I changed the thredds-iso-harvester license to Unlicense, which is public domain and does include a liability section.

lukecampbell commented 7 years ago

I'd rather not debate copyright law, but technically, and again IANAL, but because thredds-iso-harvester uses thredds_crawler, it's in violation of the license on thredds_crawler currently, as it is currently GPLv3.

lukecampbell commented 7 years ago

That's why they can't use thredds_crawler in siphon, because it's currently licensed under GPLv3.

srstsavage commented 7 years ago

Yes, good point. I reverted thredds-iso-harvester to GPL 3 for now. Cue Kafka.

Can you ping this issue if/when thredds_crawler gets a license update?

lukecampbell commented 7 years ago

I'm hopeful that the license will be changed soon.

lukecampbell commented 7 years ago

@shane-axiom We moved the thredds_crawler project from asascience-open to ioos and changed the license to MIT.

dopplershift commented 7 years ago

That's great. Thanks guys! 🎉

srstsavage commented 7 years ago

@lukecampbell Thanks Luke, I updated thredds-iso-harvester's license to MIT as well.

rsignell-usgs commented 7 years ago

@lesserwhirls , @dopplershift , I'm guessing this has slipped off the radar screen, but here's an example of how easy it is to harvest the ISO records from Unidata datasets.

This example harvests the ISO records from "Best" time series forecast models using Axiom's docker container for the thredds_iso_harvester:

$ do_harvest unidata.py

where do_harvest is:

#!/bin/bash
docker run --rm -v $(pwd)/$1:/srv/harvest.py -v $(pwd)/iso:/srv/iso \
  axiom/thredds_iso_harvester

and unidata.py is:

from thredds_iso_harvester.harvest import ThreddsIsoHarvester
from thredds_crawler.crawl import Crawl

skip = Crawl.SKIPS
select = ['.*\/Best']

ThreddsIsoHarvester(catalog_url="http://thredds.ucar.edu/thredds/idd/forecastMod
els.xml",
    skip=skip, select=select,
    out_dir="/srv/iso/unidata")

Running this script should take just 1 or 2 minutes, and will create 50+ ISO records in a ./iso/unidata subdirectory.
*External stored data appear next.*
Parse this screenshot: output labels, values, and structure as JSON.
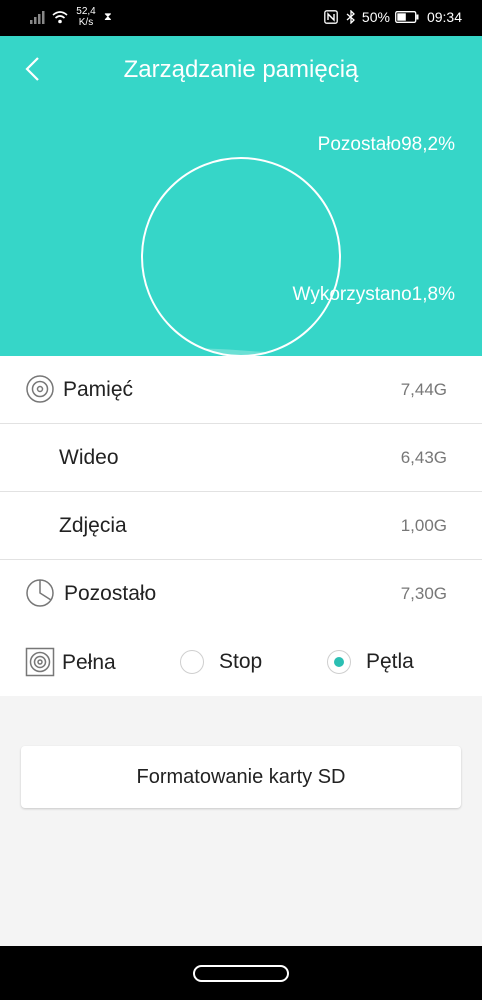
{
  "status_bar": {
    "net_speed_value": "52,4",
    "net_speed_unit": "K/s",
    "hourglass_glyph": "⧗",
    "battery": "50%",
    "time": "09:34",
    "icons": [
      "signal-icon",
      "wifi-icon",
      "hourglass-icon",
      "nfc-icon",
      "bluetooth-icon",
      "battery-icon"
    ]
  },
  "header": {
    "title": "Zarządzanie pamięcią",
    "remaining_label": "Pozostało98,2%",
    "used_label": "Wykorzystano1,8%",
    "accent_color": "#36d6c8",
    "used_fraction": 0.018,
    "remaining_fraction": 0.982
  },
  "storage": {
    "rows": [
      {
        "label": "Pamięć",
        "value": "7,44G",
        "icon": "storage-icon"
      },
      {
        "label": "Wideo",
        "value": "6,43G"
      },
      {
        "label": "Zdjęcia",
        "value": "1,00G"
      },
      {
        "label": "Pozostało",
        "value": "7,30G",
        "icon": "pie-chart-icon"
      }
    ]
  },
  "record_mode": {
    "label": "Pełna",
    "icon": "sd-card-icon",
    "options": [
      {
        "label": "Stop",
        "checked": false
      },
      {
        "label": "Pętla",
        "checked": true
      }
    ],
    "selected": "Pętla",
    "radio_color": "#2bbfb3"
  },
  "actions": {
    "format_label": "Formatowanie karty SD"
  }
}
The beauty of this technique is that you don't need to have a custom python environment, or even any python! You just need Docker.

lesserwhirls commented 7 years ago

@lesserwhirls , @dopplershift , I'm guessing this has slipped off the radar screen, but here's an example of how easy it is to harvest the ISO records from Unidata datasets.

In part, yes; in other part, several of our machines run SunOS, and running a python stack on that can be quite...ummm..what's the word I'm looking for, @dopplershift? And Docker? Fuhgeddaboudit. If you were to do a demo at the spring user comm showing what kind of search capabilities this enables, that would be awesome!

rsignell-usgs commented 7 years ago

If you were to do a demo at the spring user comm showing what kind of search capabilities this enables, that would be awesome!

@lesserwhirls, I'd love to give a demo of harvesting multiple thredds catalogs, then querying the catalog using a Jupyter notebook and then TerriaJS.

Only problem is that I already asked to give a presentation on ERDDAP for obs data. Would it be too much to do both?

Here's an example of exploring some of the Unidata thredds forecast models via with datasets dynamically populated via a CSW query to the IOOS catalog:

Jupyter Example: https://gist.github.com/anonymous/0a3a8ec292a4a480a0c01b89ef3a297e

TerriaJS Example: http://gamone.whoi.edu/terriajs/#clean&proxy/_60s/https://raw.githubusercontent.com/USGS-CMG/terriajs-dive/master/examples/csw_unidata.json

2017-03-18_12-50-56 2017-03-18_12-50-17 2017-03-18_12-49-09